Als het gedrag van een kind van invloed is op zijn of haar vermogen om academisch te presteren, vereist dit een functionele gedragsanalyse (FBA) en een gedragsinterventieplan (BIP) bij wet (IDEA van 2004.) Het is verstandig om te proberen gedrag informeel te identificeren en te wijzigen, voordat je naar de lengte van een FBA en BIP gaat. Beschuldig ouders niet en zeur niet over gedrag: als u de medewerking van ouders vroeg krijgt, kunt u een nieuwe IEP-teambijeenkomst vermijden.

Richtlijnen voor gedragsdoelen

Als je eenmaal hebt vastgesteld dat je een FBA en BIP nodig hebt, is het tijd om IEP-doelen voor gedrag te schrijven.

  • Schrijf je doelen zoveel mogelijk positief. Noem het vervangingsgedrag. In plaats van te schrijven "Zachary zal zijn buren niet raken", schrijft u "Zachary zal handen en voeten voor zichzelf houden." Meet het door intervalobservatie, en noteer het percentage van 15 of 30 minuten met handen en voeten vrij gedrag.
  • Vermijd preachy, waardeer woorden, vooral 'verantwoordelijk' en 'verantwoordelijk'. Wanneer je met de student 'waarom' bespreekt, voel je vrij om deze woorden te gebruiken, zoals 'Lucy, ik ben zo blij dat je verantwoordelijk bent voor je humeur. In plaats daarvan gebruikte je je woorden !! ”Of:“ James, je bent nu 10 en ik denk dat je oud genoeg bent om verantwoordelijk te zijn voor je eigen huiswerk. ”Maar doelen moeten luiden:“ Lucy zal een leraar of een collega vertellen wanneer ze is boos en telt tot 10, 80 procent van de dag (interval doelstelling.) "" James zal voltooid huiswerk teruggeven 80% van de dagen, of 4 van de 5 dagen. "(frequentie doelstelling.)
  • Er zijn in principe twee soorten doelstellingen, zoals hierboven opgemerkt: interval- en frequentiedoelen. Intervaldoelen worden gemeten over intervallen en impliceren een toename van vervangingsgedrag. Frequentiedoelen meten het aantal keren dat een voorkeurs- of vervangingsgedrag gedurende een bepaalde periode voorkomt.
  • Het doel van gedragsdoelen moet zijn om ongewenst gedrag te doven of te elimineren en te vervangen door geschikt, productief gedrag. Focus op het doelgedrag kan het versterken en onbedoeld sterker en moeilijker te elimineren maken. Focus op het vervangingsgedrag zou moeten helpen het gedrag te doven. Anticipeer op een uitbarsting voordat het gedrag verbetert.
  • Probleemgedrag is meestal niet het resultaat van reflectieve, doordachte keuzes. Het is meestal emotioneel en geleerd - omdat het het kind heeft geholpen te krijgen wat hij of zij wilde. Dat betekent niet dat je er niet over moet praten, over het vervangingsgedrag en over de emotionele inhoud van goed gedrag. Het hoort gewoon niet thuis in een IEP.
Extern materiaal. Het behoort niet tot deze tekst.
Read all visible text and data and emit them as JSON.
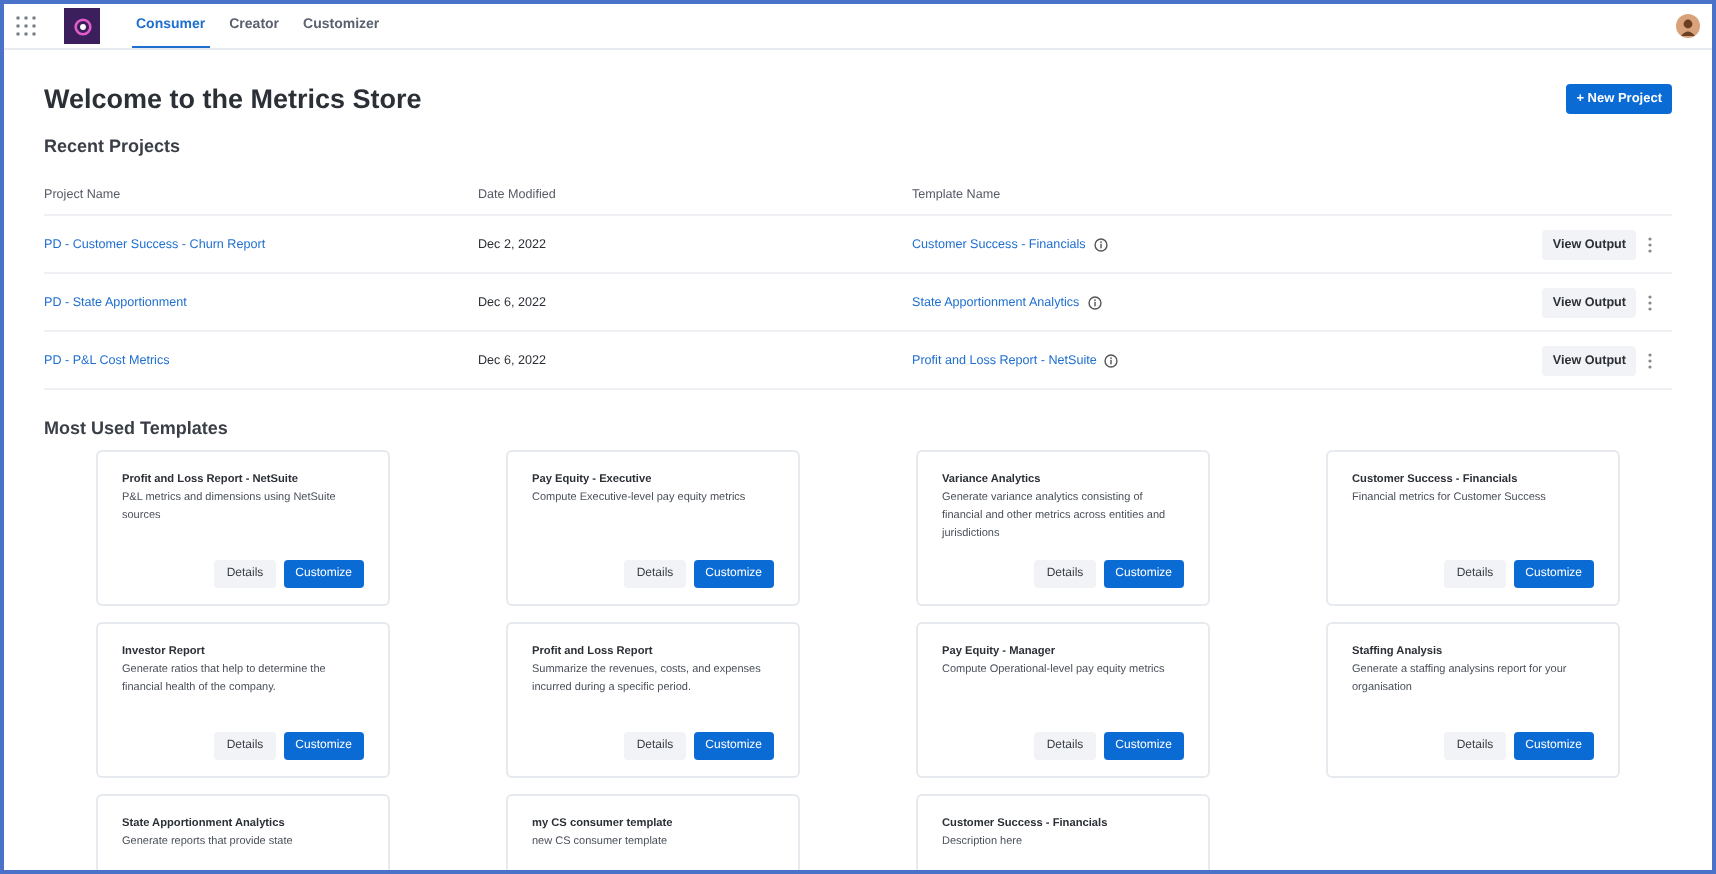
{
  "nav": {
    "tabs": [
      {
        "label": "Consumer",
        "selected": true
      },
      {
        "label": "Creator",
        "selected": false
      },
      {
        "label": "Customizer",
        "selected": false
      }
    ]
  },
  "title": "Welcome to the Metrics Store",
  "new_project_button": "+ New Project",
  "recent_projects": {
    "heading": "Recent Projects",
    "columns": [
      "Project Name",
      "Date Modified",
      "Template Name"
    ],
    "rows": [
      {
        "project": "PD - Customer Success - Churn Report",
        "date": "Dec 2, 2022",
        "template": "Customer Success - Financials",
        "action": "View Output"
      },
      {
        "project": "PD - State Apportionment",
        "date": "Dec 6, 2022",
        "template": "State Apportionment Analytics",
        "action": "View Output"
      },
      {
        "project": "PD - P&L Cost Metrics",
        "date": "Dec 6, 2022",
        "template": "Profit and Loss Report - NetSuite",
        "action": "View Output"
      }
    ]
  },
  "templates": {
    "heading": "Most Used Templates",
    "cards": [
      {
        "title": "Profit and Loss Report - NetSuite",
        "description": "P&L metrics and dimensions using NetSuite sources",
        "buttons": [
          "Details",
          "Customize"
        ]
      },
      {
        "title": "Pay Equity - Executive",
        "description": "Compute Executive-level pay equity metrics",
        "buttons": [
          "Details",
          "Customize"
        ]
      },
      {
        "title": "Variance Analytics",
        "description": "Generate variance analytics consisting of financial and other metrics across entities and jurisdictions",
        "buttons": [
          "Details",
          "Customize"
        ]
      },
      {
        "title": "Customer Success - Financials",
        "description": "Financial metrics for Customer Success",
        "buttons": [
          "Details",
          "Customize"
        ]
      },
      {
        "title": "Investor Report",
        "description": "Generate ratios that help to determine the financial health of the company.",
        "buttons": [
          "Details",
          "Customize"
        ]
      },
      {
        "title": "Profit and Loss Report",
        "description": "Summarize the revenues, costs, and expenses incurred during a specific period.",
        "buttons": [
          "Details",
          "Customize"
        ]
      },
      {
        "title": "Pay Equity - Manager",
        "description": "Compute Operational-level pay equity metrics",
        "buttons": [
          "Details",
          "Customize"
        ]
      },
      {
        "title": "Staffing Analysis",
        "description": "Generate a staffing analysins report for your organisation",
        "buttons": [
          "Details",
          "Customize"
        ]
      },
      {
        "title": "State Apportionment Analytics",
        "description": "Generate reports that provide state"
      },
      {
        "title": "my CS consumer template",
        "description": "new CS consumer template"
      },
      {
        "title": "Customer Success - Financials",
        "description": "Description here"
      }
    ]
  }
}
Voorbeelden van gedragsdoelen

  1. Op verzoek van de leraar of het onderwijzend personeel, zal John in de rij staan ​​en handen en voeten voor zichzelf houden in 8 van de tien kansen, zoals gedocumenteerd door de leraar en het personeel in drie van de vier opeenvolgende dagen. 
  2. In een instructieomgeving (wanneer de instructie door de leraar wordt gegeven) blijft Ronnie gedurende 30% op zijn stoel zitten gedurende 30 minuten zoals waargenomen door de leraar of het onderwijzend personeel in drie van de vier opeenvolgende sondes. 
  3. In kleine groepsactiviteiten en instructiegroepen zal Belinda personeel en collega's vragen om toegang tot benodigdheden (potloden, gummen, kleurpotloden) in 4 van de 5 mogelijkheden zoals waargenomen door leraren en onderwijzend personeel in drie van de vier opeenvolgende sondes.